Él regresó andando a la cuadra donde estaba encadenada la loba. Habían encargado a un viejo trabajador de la casa que la vigilara y cuidase, que nadie la estorbara. Estaba sentado de espaldas a la puerta fumando en la penumbra. A su lado, sobre la paja, tenía el sombrero. Cuando el chico le preguntó si podía ver a la loba el hombre dio una profunda calada a su cigarrillo, como si considerara la solicitud. Entonces dijo que nadie podía ver a la loba sin autorización del hacendado y que de todos modos no había luz para verla.

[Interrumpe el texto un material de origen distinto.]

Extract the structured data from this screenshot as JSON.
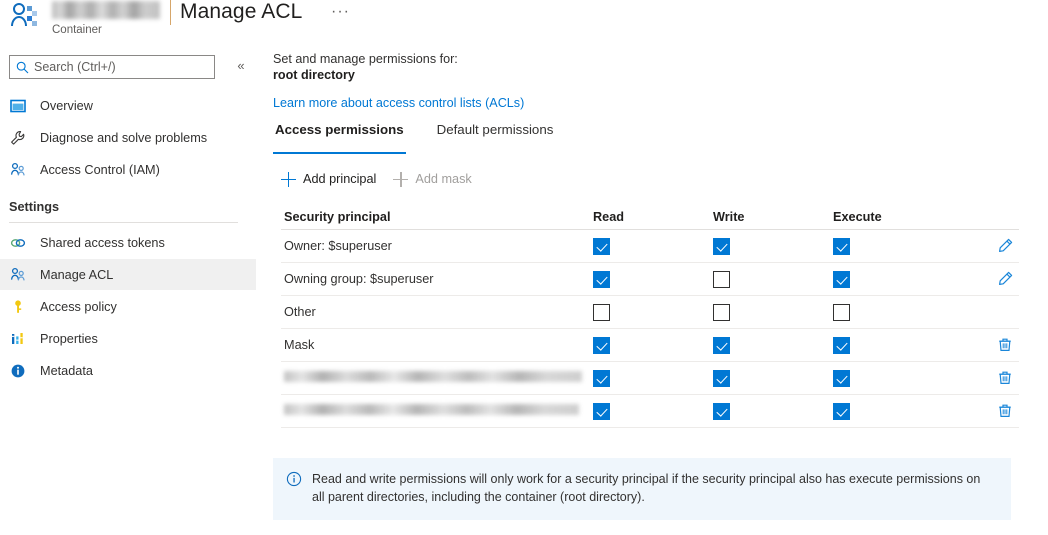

El chico permaneció en el vano de la puerta. El hombre no dijo más y al cabo de un rato el chico se volvió y salió. Cruzó el recinto hasta la casa y se paró a mirar desde las puertas del patio. Había hombres riendo y bebiendo, y junto a la pared del fondo vio una ternera dando vueltas en el asador. Bajo la humosa luz de los fogariles que ardían en el largo crepúsculo azul del desierto había mesas repletas de cosas saladas y dulces y frutas en cantidad suficiente para alimentar a más de un centenar de personas. Dio media vuelta y rodeó la casa para buscar a un mozo de cuadra y echar un vistazo a su caballo. En el patio empezaba a sonar música mariachi y en los portales desmontaban más recién llegados, que emergían de la mole en sombras de las montañas que bordeaban el camino hacia el este acompañados de perros y aumentando en número a medida que se acercaban a la verja, donde ardían antorchas dentro de unos tubos de hierro clavados en el suelo.
Los caballos de los invitados poco importantes como él estaban atados a lo largo de una baranda en la parte de atrás de los establos, y el chico encontró a Bird entre ellos. Estaba ensillado, con la brida y las riendas colgando de la perilla, y comía de una gamella doble revestida de hojalata y claveteada que ocupaba la pared de un extremo al otro. Bird levantó la cabeza cuando Billy le habló y miró hacia atrás sin dejar de masticar.